With respect to our faith institutions, too, a denial of the unconscious male anima has for centuries resulted in the rejection of non-celebate clergy, gay clergy, and the concept that the deity must remain conceived, perceived and presented to the laity as exclusively male. It has also led to an impossible and unenforceable divide between male clergy, and male faculty from their female parishoners and students respectively.

Based on the assumption of the “weakness” in power of the female “clients”, this fallacious premise ignores and denies the biological impetus to connect and to relate. It also perpetuates the perceived inferiority of the women, who themselves have a self-respecting and powerful voice either to accept or to reject invitations to relationship from men, regardless of the perceived power imbalance. From the masculine perspective, the sign hanging from the window of a co-ed’s room in a university residence rings loud and clear: “What part of NO do you not understand!” There are far too many instances of men presuming and assuming the consent of their sexual partners when such consent has not been offered. And there are also too many instances of women who originally consented to relationship and later, after the termination of the relationship, betrayed their own original consent and the “now offending” male, in an act of willful and illicit and jealous vengeance.

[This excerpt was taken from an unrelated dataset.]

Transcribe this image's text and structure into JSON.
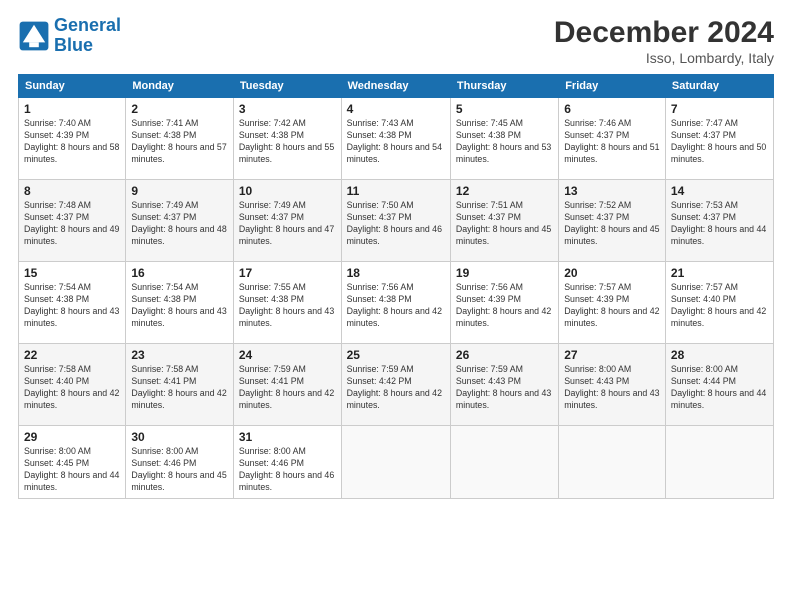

Is it only an appreciation of the potential of an androgynous deity that can and will ameliorate much of this contemporary shackling leg-iron that enslaves much of “establishment” society? It could also free many members of the LGBTQ community who, like many men and women in the straight community, struggle with rejection and alienation based on an innate fear of sexuality.

As the still dominant gender in our contemporary culture, men have much both to atone for and to learn about who we are, and how we might more effectively and mutually relate to our female partners, daughters and mothers. “Taking care of our own business” of knowing who we are, and whom we can become including both an enhanced vocabulary and an enhanced perception of our worth and value, as individuals and as a gender seems like a reasonable attainable goal.




*Genesis 1:26-28 And God said, Let us make man in our image, after our likeness; and let them have dominion over the flesh of the sea, and over the fowl of the air, and over the cattle, and over all the earth, and over every creeping thing that creepeth upon the earth.